Ferrara è sotto i livelli di soglia di occupazione delle terapie intensive (il 4%, mentre la soglia per passare il zona gialla è il 10%) e dei reparti ordinari

I contagi crescono, in molti paesi dell’Europa si parla già di quarta ondata ma fortunatamente in Italia, grazie ai vaccini, la pressione sugli ospedali resta sotto i livelli di guardia nonostante un aumento dei ricoveri. La speranza è quella di riuscire a mantenere la circolazione del virus ad un livello tale da non dover più affannare i reparti Covid e mettere in difficoltà il resto della sanità.

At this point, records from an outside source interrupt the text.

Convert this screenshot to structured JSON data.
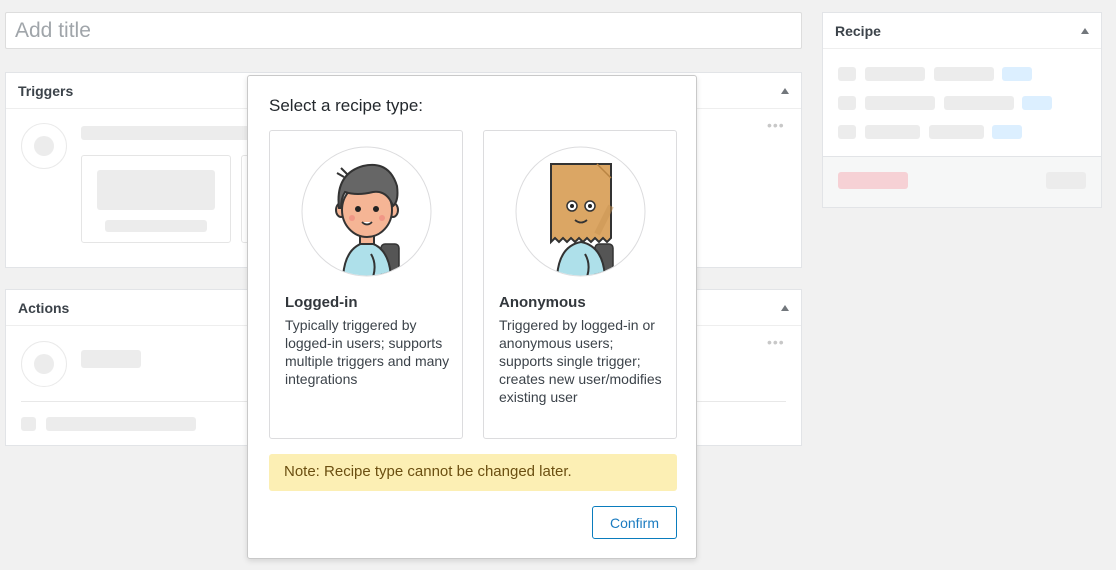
{
  "title_input": {
    "placeholder": "Add title"
  },
  "triggers": {
    "heading": "Triggers"
  },
  "actions": {
    "heading": "Actions"
  },
  "recipe_panel": {
    "heading": "Recipe"
  },
  "modal": {
    "title": "Select a recipe type:",
    "options": [
      {
        "title": "Logged-in",
        "description": "Typically triggered by logged-in users; supports multiple triggers and many integrations",
        "icon": "user-avatar-icon"
      },
      {
        "title": "Anonymous",
        "description": "Triggered by logged-in or anonymous users; supports single trigger; creates new user/modifies existing user",
        "icon": "paper-bag-avatar-icon"
      }
    ],
    "note": "Note: Recipe type cannot be changed later.",
    "confirm_label": "Confirm"
  },
  "colors": {
    "note_bg": "#fcefb4",
    "confirm_accent": "#0a7cbd",
    "page_bg": "#f1f1f1"
  }
}
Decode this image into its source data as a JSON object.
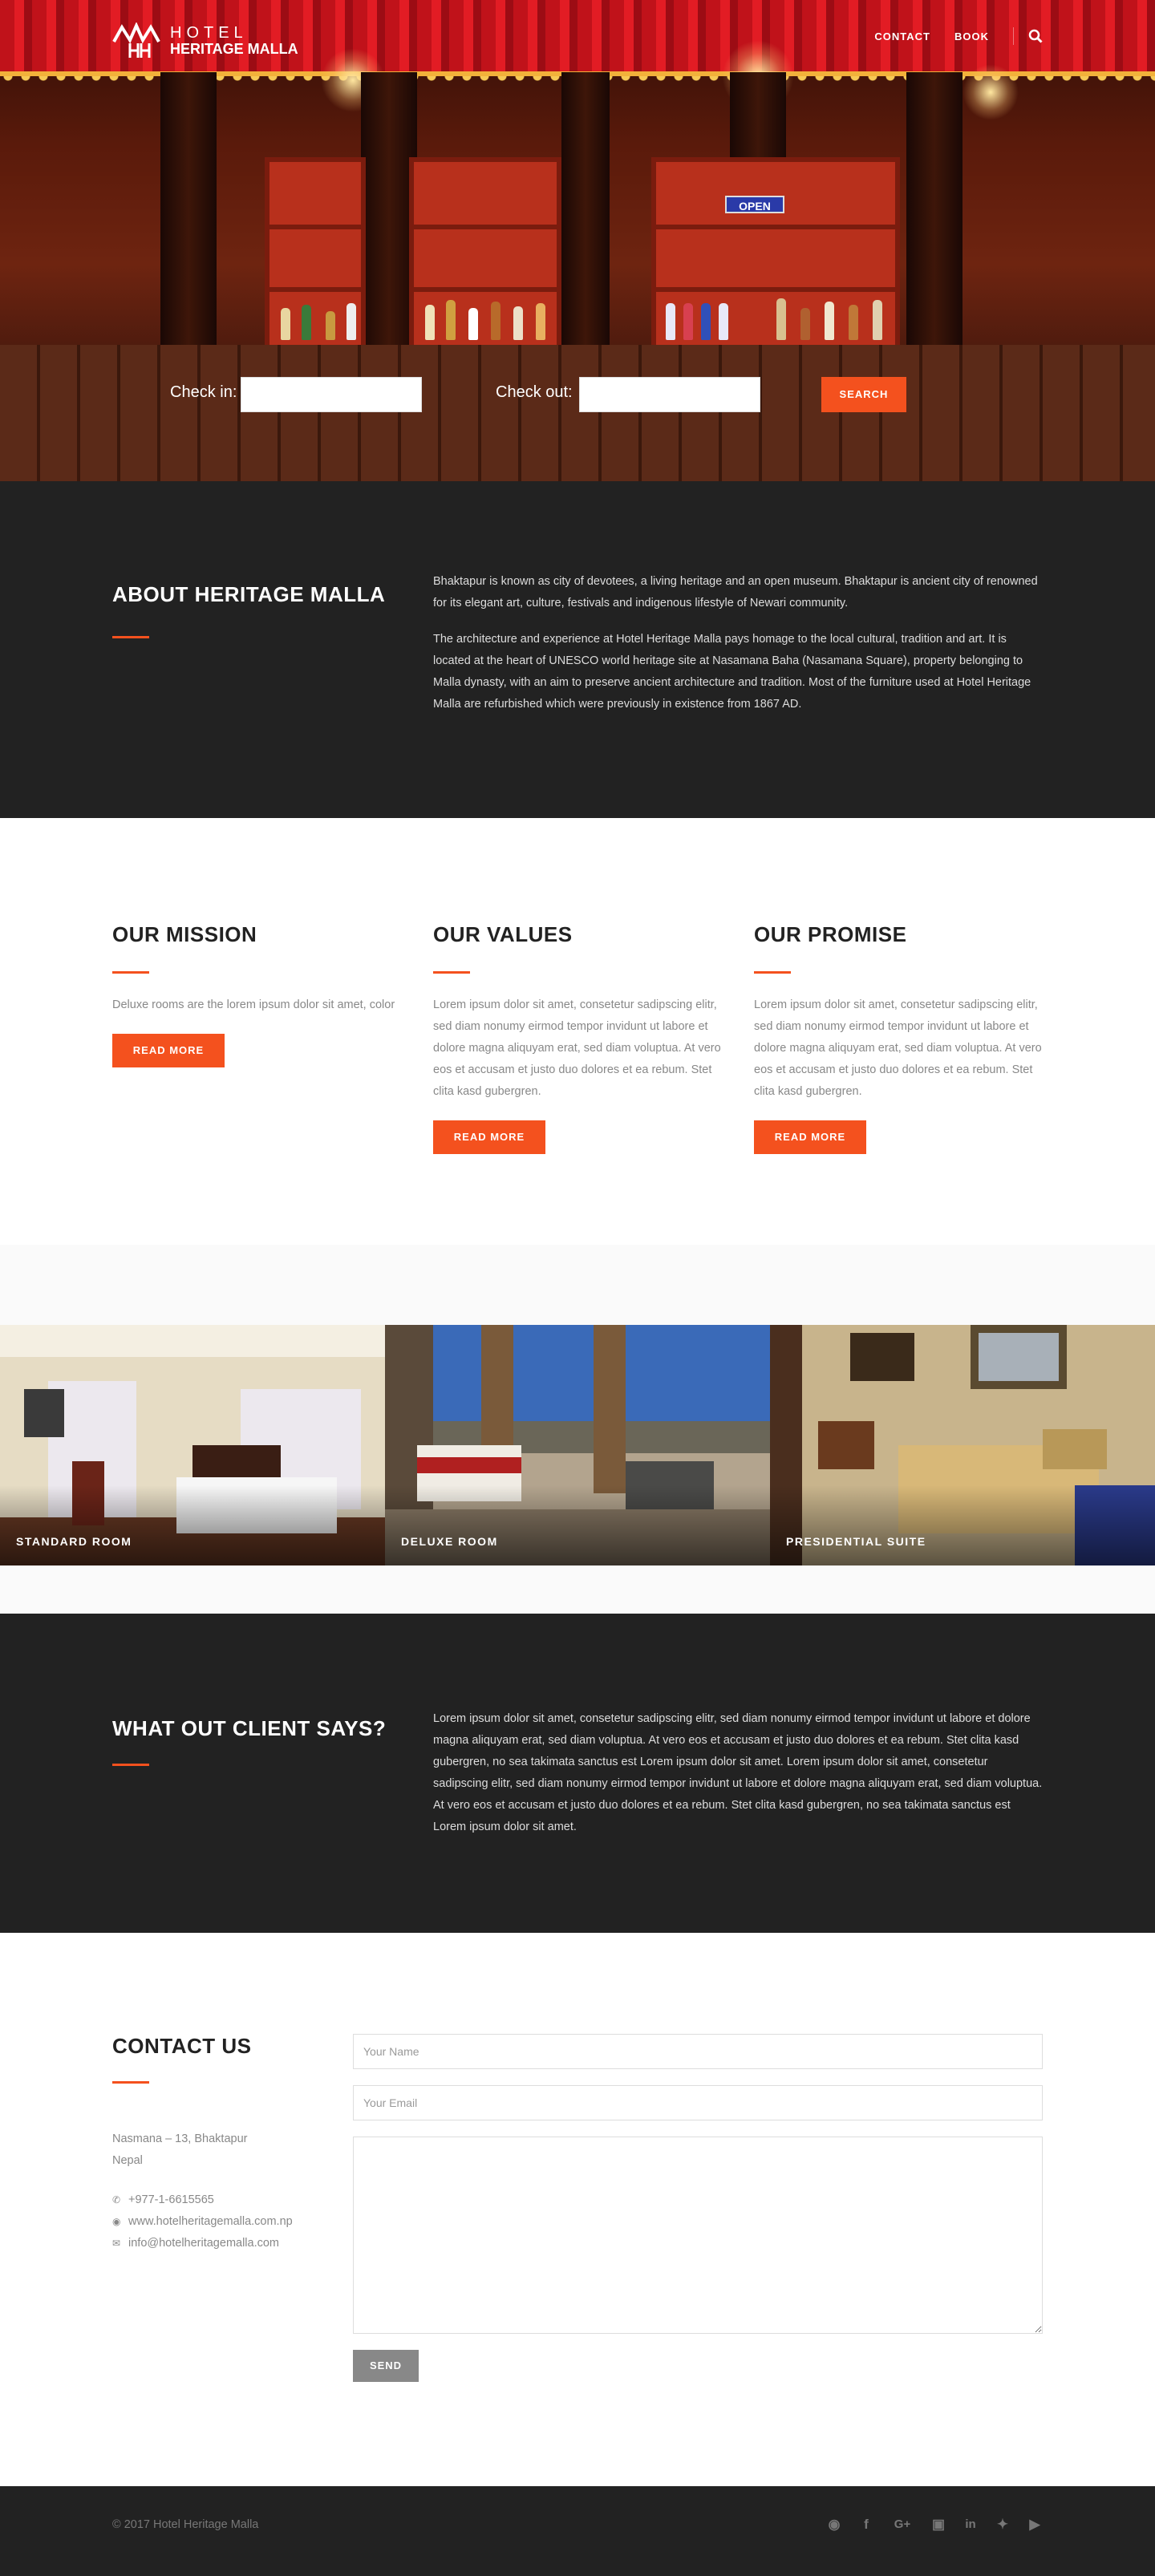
{
  "nav": {
    "logo_line1": "HOTEL",
    "logo_line2": "HERITAGE MALLA",
    "links": [
      "CONTACT",
      "BOOK"
    ],
    "search_icon": "search-icon"
  },
  "hero": {
    "sign_text": "OPEN",
    "checkin_label": "Check in:",
    "checkout_label": "Check out:",
    "search_label": "SEARCH"
  },
  "about": {
    "title": "ABOUT HERITAGE MALLA",
    "para1": "Bhaktapur is known as city of devotees, a living heritage and an open museum. Bhaktapur is ancient city of renowned for its elegant art, culture, festivals and indigenous lifestyle of Newari community.",
    "para2": "The architecture and experience at Hotel Heritage Malla pays homage to the local cultural, tradition and art. It is located at the heart of UNESCO world heritage site at Nasamana Baha (Nasamana Square), property belonging to Malla dynasty, with an aim to preserve ancient architecture and tradition.  Most of the furniture used at Hotel Heritage Malla are refurbished which were previously in existence from 1867 AD."
  },
  "features": [
    {
      "title": "OUR MISSION",
      "text": "Deluxe rooms are the lorem ipsum dolor sit amet, color",
      "button": "READ MORE"
    },
    {
      "title": "OUR VALUES",
      "text": "Lorem ipsum dolor sit amet, consetetur sadipscing elitr, sed diam nonumy eirmod tempor invidunt ut labore et dolore magna aliquyam erat, sed diam voluptua. At vero eos et accusam et justo duo dolores et ea rebum. Stet clita kasd gubergren.",
      "button": "READ MORE"
    },
    {
      "title": "OUR PROMISE",
      "text": "Lorem ipsum dolor sit amet, consetetur sadipscing elitr, sed diam nonumy eirmod tempor invidunt ut labore et dolore magna aliquyam erat, sed diam voluptua. At vero eos et accusam et justo duo dolores et ea rebum. Stet clita kasd gubergren.",
      "button": "READ MORE"
    }
  ],
  "rooms": [
    "STANDARD ROOM",
    "DELUXE ROOM",
    "PRESIDENTIAL SUITE"
  ],
  "testimonial": {
    "title": "WHAT OUT CLIENT SAYS?",
    "text": "Lorem ipsum dolor sit amet, consetetur sadipscing elitr, sed diam nonumy eirmod tempor invidunt ut labore et dolore magna aliquyam erat, sed diam voluptua. At vero eos et accusam et justo duo dolores et ea rebum. Stet clita kasd gubergren, no sea takimata sanctus est Lorem ipsum dolor sit amet. Lorem ipsum dolor sit amet, consetetur sadipscing elitr, sed diam nonumy eirmod tempor invidunt ut labore et dolore magna aliquyam erat, sed diam voluptua. At vero eos et accusam et justo duo dolores et ea rebum. Stet clita kasd gubergren, no sea takimata sanctus est Lorem ipsum dolor sit amet."
  },
  "contact": {
    "title": "CONTACT US",
    "address_line1": "Nasmana – 13, Bhaktapur",
    "address_line2": "Nepal",
    "phone": "+977-1-6615565",
    "website": "www.hotelheritagemalla.com.np",
    "email": "info@hotelheritagemalla.com",
    "name_placeholder": "Your Name",
    "email_placeholder": "Your Email",
    "send_label": "SEND"
  },
  "footer": {
    "copyright": "© 2017 Hotel Heritage Malla",
    "socials": [
      "dribbble-icon",
      "facebook-icon",
      "google-plus-icon",
      "instagram-icon",
      "linkedin-icon",
      "twitter-icon",
      "youtube-icon"
    ]
  },
  "colors": {
    "accent": "#f4511e",
    "dark": "#222222",
    "send": "#888888"
  }
}
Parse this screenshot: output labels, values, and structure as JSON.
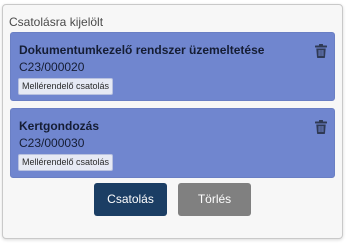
{
  "panel": {
    "title": "Csatolásra kijelölt"
  },
  "items": [
    {
      "title": "Dokumentumkezelő rendszer üzemeltetése",
      "code": "C23/000020",
      "badge": "Mellérendelő csatolás",
      "delete_icon": "trash-icon"
    },
    {
      "title": "Kertgondozás",
      "code": "C23/000030",
      "badge": "Mellérendelő csatolás",
      "delete_icon": "trash-icon"
    }
  ],
  "actions": {
    "attach_label": "Csatolás",
    "delete_label": "Törlés"
  },
  "colors": {
    "card_background": "#7086cf",
    "attach_button": "#1b3e64",
    "delete_button": "#808080"
  }
}
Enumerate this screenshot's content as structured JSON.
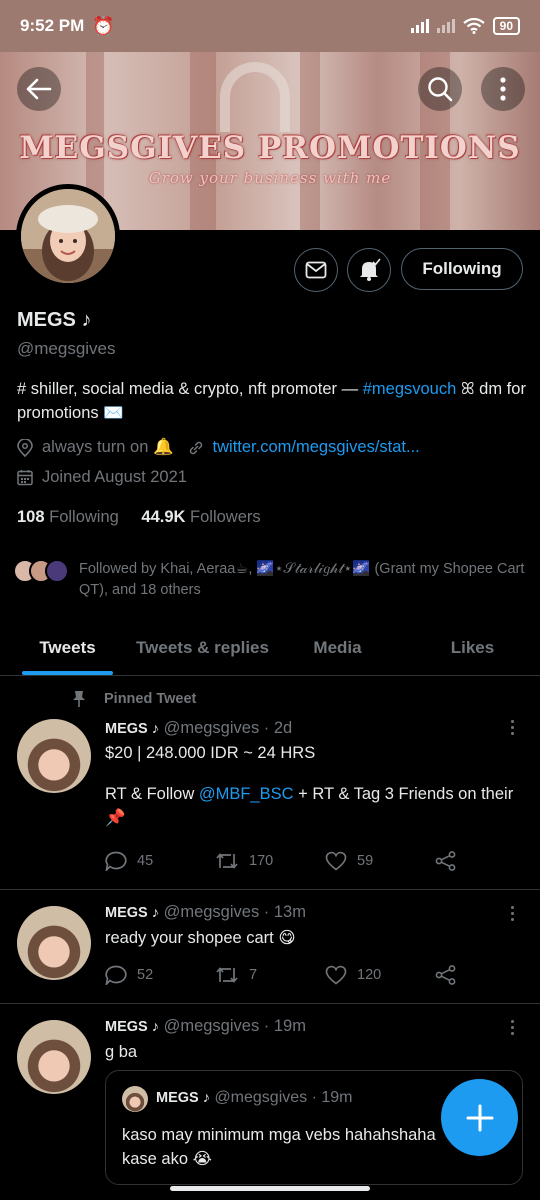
{
  "status_bar": {
    "time": "9:52 PM",
    "battery": "90"
  },
  "banner": {
    "title": "MEGSGIVES PROMOTIONS",
    "subtitle": "Grow your business with me"
  },
  "profile": {
    "name": "MEGS ♪",
    "handle": "@megsgives",
    "bio_part1": "# shiller, social media & crypto, nft promoter — ",
    "bio_link": "#megsvouch",
    "bio_part2": " ꕤ dm for promotions ✉️",
    "location": "always turn on 🔔",
    "website": "twitter.com/megsgives/stat...",
    "joined": "Joined August 2021",
    "following_count": "108",
    "following_label": "Following",
    "followers_count": "44.9K",
    "followers_label": "Followers",
    "followed_by": "Followed by Khai, Aeraa☕, 🌌⋆𝒮𝓉𝒶𝓇𝓁𝒾𝑔𝒽𝓉⋆🌌 (Grant my Shopee Cart QT), and 18 others",
    "following_button": "Following"
  },
  "tabs": [
    "Tweets",
    "Tweets & replies",
    "Media",
    "Likes"
  ],
  "pinned_label": "Pinned Tweet",
  "tweets": [
    {
      "name": "MEGS ♪",
      "handle": "@megsgives",
      "time": "· 2d",
      "line1": "$20 | 248.000 IDR ~ 24 HRS",
      "line2_pre": "RT & Follow ",
      "line2_link": "@MBF_BSC",
      "line2_post": " + RT & Tag 3 Friends on their 📌",
      "replies": "45",
      "retweets": "170",
      "likes": "59"
    },
    {
      "name": "MEGS ♪",
      "handle": "@megsgives",
      "time": "· 13m",
      "text": "ready your shopee cart 😋",
      "replies": "52",
      "retweets": "7",
      "likes": "120"
    },
    {
      "name": "MEGS ♪",
      "handle": "@megsgives",
      "time": "· 19m",
      "text": "g ba",
      "quote": {
        "name": "MEGS ♪",
        "handle": "@megsgives",
        "time": "· 19m",
        "text": "kaso may minimum mga vebs hahahshaha kase ako 😭"
      }
    }
  ],
  "colors": {
    "accent": "#1d9bf0",
    "background": "#000000",
    "muted": "#71767b"
  }
}
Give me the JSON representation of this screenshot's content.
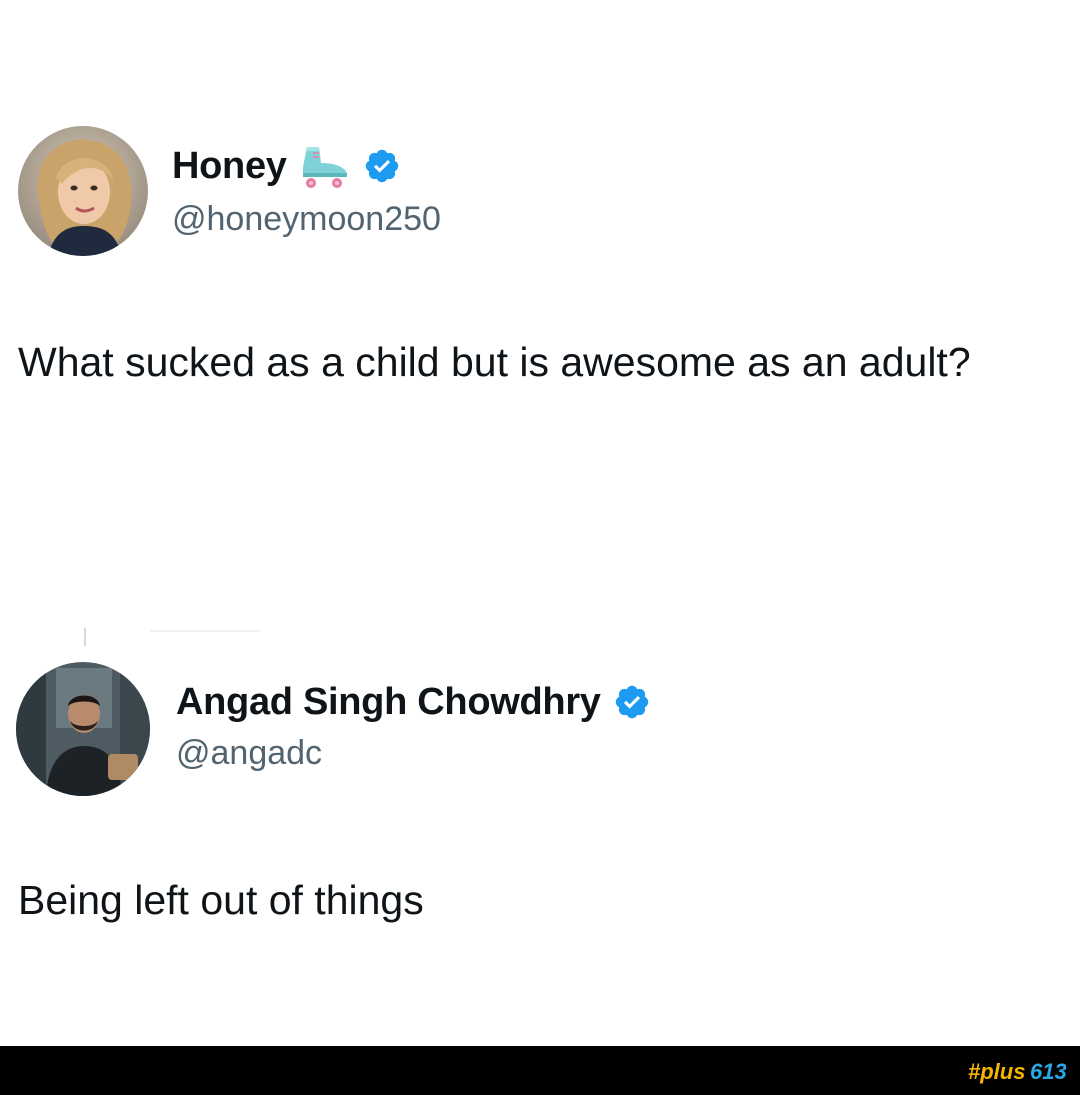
{
  "tweets": [
    {
      "display_name": "Honey",
      "handle": "@honeymoon250",
      "text": "What sucked as a child but is awesome as an adult?",
      "verified": true,
      "name_emoji": "roller-skate-icon"
    },
    {
      "display_name": "Angad Singh Chowdhry",
      "handle": "@angadc",
      "text": "Being left out of things",
      "verified": true
    }
  ],
  "watermark": {
    "text": "#plus613",
    "colors": {
      "primary": "#f7b500",
      "secondary": "#2aa7e6"
    }
  },
  "colors": {
    "verified_badge": "#1d9bf0",
    "handle": "#536471",
    "text": "#0f1419",
    "bottom_bar": "#000000"
  }
}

Non è minimamente paragonabile il contesto in cui ci troviamo rispetto allo stesso periodo dell’anno scorso – ha rassicurato la dg Monica Calamai -, grazie ai vaccini e alle misure poste in campo. Rispetto ad una situazione di relativa tranquillità che abbiamo avuto fino a circa un mese fa – ha aggiunto ancora la direttrice generale Ausl – nella nostra provincia abbiamo un progressivo e lento incremento dei casi con il conseguente aumento della gestione degli stessi sul territorio e negli ospedali”.
L’incidenza media settimanale è di 46,7 casi su 100mila abitanti (il dato giornaliero è invece di 75,2 casi su 100mila abitanti). I casi attivi sono 595 dei quali 46 ricoverati (4 in terapia intensiva). Da rimarcare la prevalenza di persone positive sintomatiche, sono in totale 336 (232 sono seguite dalle Usca a domicilio) mentre gli asintomatici sono 259.
Al momento – ha rassicurato ancora la direttrice Calamai – siamo, sia a Ferrara che in tutta la regione, sotto i livelli di soglia di occupazione delle terapie intensive (4% mentre il limite per non passare il zona gialle è il 10%) e dei reparti ordinari”.

Vaccinazioni, proseguono le terze dosi

Questo certamente anche grazie all’ottima risposta da parte della cittadinanza rispetto alla campagna vaccinale. “In provincia di Ferrara – ha aggiunto la direttrice generale Ausl – siamo ad una copertura dell’89,6% con entrambe le dosi, anche se, ha precisato, le prime dosi ormai sono marginali rispetto ai richiami”. In questo momento infatti si procede spediti con la terza dose, oggi aperta a operatori sanitari, ospiti Cra (quasi terminate), over 80 estremamente vulnerabili, e over 60 che hanno effettuato da più di sei mesi la seconda dose. Fino ad ora ne sono state somministrate 28.212, e in 8350 casi è stata effettuata contestualmente anche la vaccinazione antinfluenzale.